By Grace Hogsten
Elm Staff Writer
The Washington College student body has spent the last two semesters mourning the loss of Martha’s Kitchen. Prior to the 2022-2023 school year, Martha’s provided many students with late-night meal options, including chicken nuggets, fries, and quesadillas.
CRAVETOWN cannot seem to fill the void, and many students have utilized their voices to criticize the dining hall and the lack of variety.
In response to these complaints, on April 20, Residential Dining Room Manager Latoya Felton sent an email to the campus community, listing many upcoming changes to dining services.
For many students, the first item on the list was the most intriguing. Starting this fall, the Met Grill will open in Boar’s Head Deli’s place.
It may be the perfect solution for those who miss the days of late-night chicken nuggets and fries from Martha’s.
According to a document provided by Michelle Messervey, the Met Grill will serve burgers, burritos, quesadillas, fries, and other classic sides and comfort foods. It will also offer some vegetarian options, including the Beyond Burger.
This new dining option is an excellent way to provide a menu of filling, delicious comfort foods to students looking for a meal outside of the dining hall. With a relatively static menu, the Met Grill would provide a reliable meal for students who are not interested in the dining hall’s menu for a particular day.
Students will be able to pay for food with meal swipes or dining dollars, according to the email from Felton. The option to use meal swipes will give students more flexibility and help them make the most of their meal plans.
However, the College will be removing its Boar’s Head Deli location on the first floor of Hodson Hall Commons.
“I have mixed feelings about [Boar’s Head] leaving,” junior Paige Dauplaise said. “I think the quality of the sandwiches are better there than upstairs, but…I’m excited to have an option with more variety available.”
Boar’s Head, which serves sandwiches and sides like soup or macaroni and cheese, is a staple of many students’ dining habits. It is also open from 11 a.m. to 5 p.m., which makes it a great place to get lunch during the dining hall’s afternoon mid-meal.

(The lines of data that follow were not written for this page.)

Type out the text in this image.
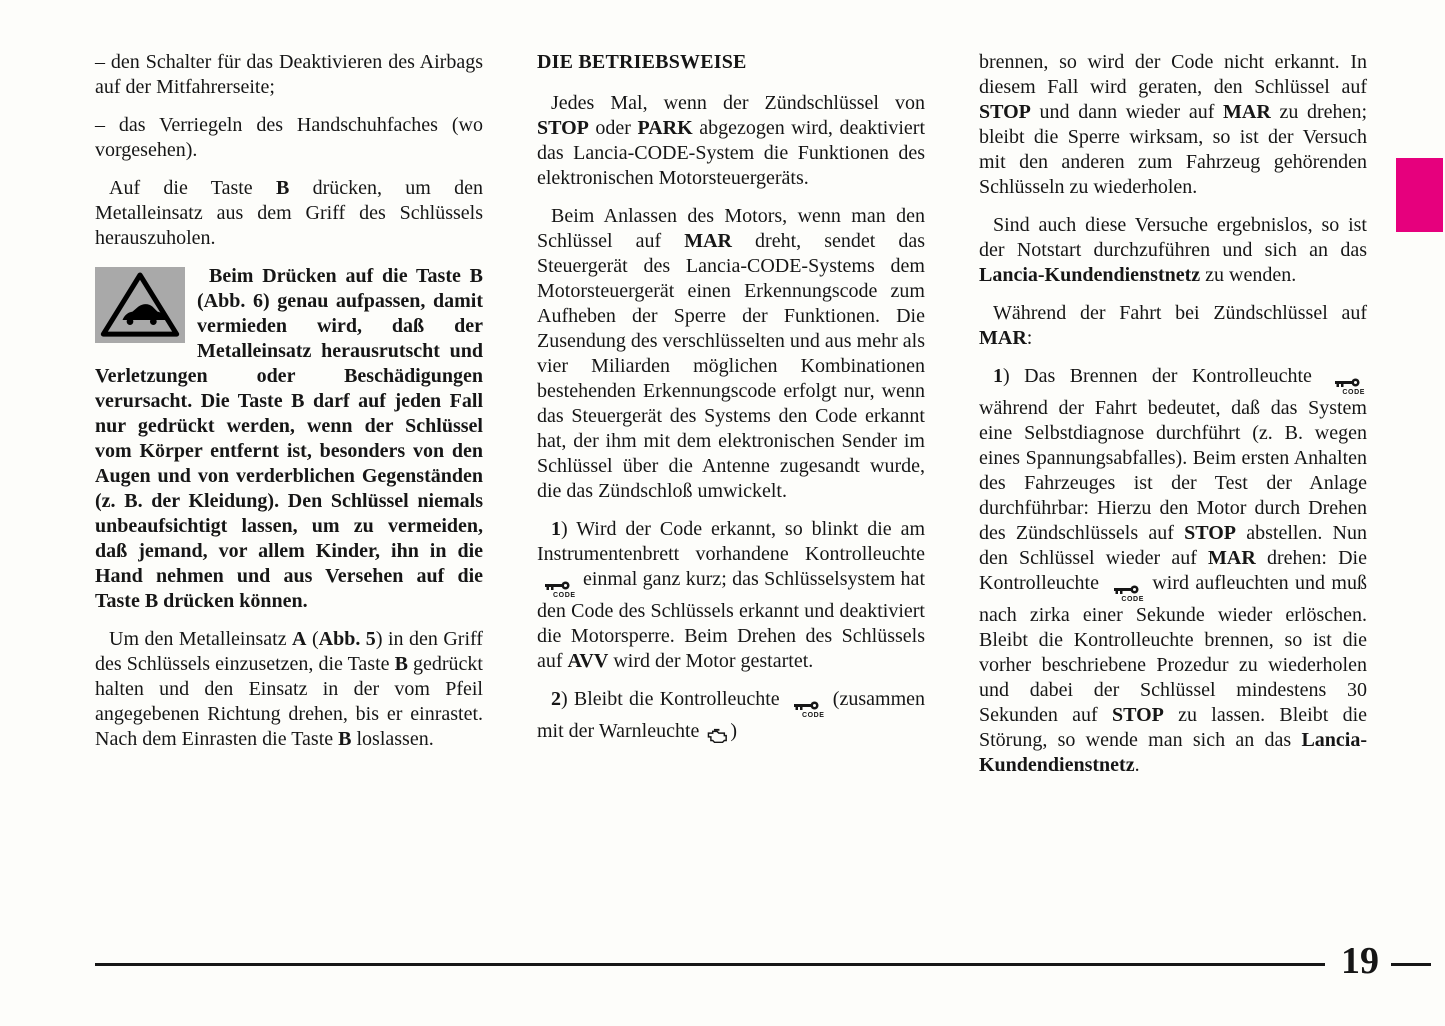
– den Schalter für das Deaktivieren des Airbags auf der Mitfahrerseite;

– das Verriegeln des Handschuhfaches (wo vorgesehen).

Auf die Taste B drücken, um den Metalleinsatz aus dem Griff des Schlüssels herauszuholen.

Beim Drücken auf die Taste B (Abb. 6) genau aufpassen, damit vermieden wird, daß der Metalleinsatz herausrutscht und Verletzungen oder Beschädigungen verursacht. Die Taste B darf auf jeden Fall nur gedrückt werden, wenn der Schlüssel vom Körper entfernt ist, besonders von den Augen und von verderblichen Gegenständen (z. B. der Kleidung). Den Schlüssel niemals unbeaufsichtigt lassen, um zu vermeiden, daß jemand, vor allem Kinder, ihn in die Hand nehmen und aus Versehen auf die Taste B drücken können.

Um den Metalleinsatz A (Abb. 5) in den Griff des Schlüssels einzusetzen, die Taste B gedrückt halten und den Einsatz in der vom Pfeil angegebenen Richtung drehen, bis er einrastet. Nach dem Einrasten die Taste B loslassen.

DIE BETRIEBSWEISE

Jedes Mal, wenn der Zündschlüssel von STOP oder PARK abgezogen wird, deaktiviert das Lancia-CODE-System die Funktionen des elektronischen Motorsteuergeräts.

Beim Anlassen des Motors, wenn man den Schlüssel auf MAR dreht, sendet das Steuergerät des Lancia-CODE-Systems dem Motorsteuergerät einen Erkennungscode zum Aufheben der Sperre der Funktionen. Die Zusendung des verschlüsselten und aus mehr als vier Miliarden möglichen Kombinationen bestehenden Erkennungscode erfolgt nur, wenn das Steuergerät des Systems den Code erkannt hat, der ihm mit dem elektronischen Sender im Schlüssel über die Antenne zugesandt wurde, die das Zündschloß umwickelt.

1) Wird der Code erkannt, so blinkt die am Instrumentenbrett vorhandene Kontrolleuchte
CODE
einmal ganz kurz; das Schlüsselsystem hat den Code des Schlüssels erkannt und deaktiviert die Motorsperre. Beim Drehen des Schlüssels auf AVV wird der Motor gestartet.

2) Bleibt die Kontrolleuchte
CODE
(zusammen mit der Warnleuchte
)

brennen, so wird der Code nicht erkannt. In diesem Fall wird geraten, den Schlüssel auf STOP und dann wieder auf MAR zu drehen; bleibt die Sperre wirksam, so ist der Versuch mit den anderen zum Fahrzeug gehörenden Schlüsseln zu wiederholen.

Sind auch diese Versuche ergebnislos, so ist der Notstart durchzuführen und sich an das Lancia-Kundendienstnetz zu wenden.

Während der Fahrt bei Zündschlüssel auf MAR:

1) Das Brennen der Kontrolleuchte
CODE
während der Fahrt bedeutet, daß das System eine Selbstdiagnose durchführt (z. B. wegen eines Spannungsabfalles). Beim ersten Anhalten des Fahrzeuges ist der Test der Anlage durchführbar: Hierzu den Motor durch Drehen des Zündschlüssels auf STOP abstellen. Nun den Schlüssel wieder auf MAR drehen: Die Kontrolleuchte
CODE
wird aufleuchten und muß nach zirka einer Sekunde wieder erlöschen. Bleibt die Kontrolleuchte brennen, so ist die vorher beschriebene Prozedur zu wiederholen und dabei der Schlüssel mindestens 30 Sekunden auf STOP zu lassen. Bleibt die Störung, so wende man sich an das Lancia-Kundendienstnetz.

19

WC’s decision to retire Boar’s Head seems to be in response to students’ assertions that the deli serves the same purpose as the sandwich station in the dining hall, as well as students’ nostalgia for the late-night comfort food of Martha’s.
“I’m a big fan of the sandwich station in the dining hall, so losing [Boar’s Head] doesn’t affect me too much,” SGA Secretary of Student Life sophomore Hunter Frederick said. “I do like the addition of a Martha’s style option…[I]t seems that the decision was made with student preference in mind, which I always like to see from our dining services provider.”
Although the addition of the Met Grill was the biggest update in Felton’s email, it also announced a variety of changes to the dining hall, including expanded dessert options, expanded vegetarian options, and the return of made-to-order burgers.
“I like that they brought back fresh burgers,” Dauplaise said. “[I]t’s always good to have something like that as a back-up when you’re a picky eater like me.”
Many students, like Dauplaise, are looking forward to some of the smaller updates to the dining hall, which will give them additional options.
However, though these updates to dining services may be exciting for many students, they are not accessible to all students. Navigating the dining hall is much more complicated for students with dietary restrictions, like gluten-sensitive, dairy-free, vegetarian, and vegan.
“I don’t think any of these would be accessible for me,” junior Sophia Lennox said, regarding the list of upcoming dining hall changes.
The upcoming additions to dining services reflect changes that lots of students have been asking for, such as a dining location similar to Martha’s and made-to-order burgers in the dining hall. Nevertheless, students with more restrictive diets, like vegetarians and vegans, are still waiting for accommodating meals and variety.
While introducing the Met Grill is a step in the right direction in terms of listening to students’ feedback, the dining hall must continue these initiatives to improve the quality and variety of the meals served.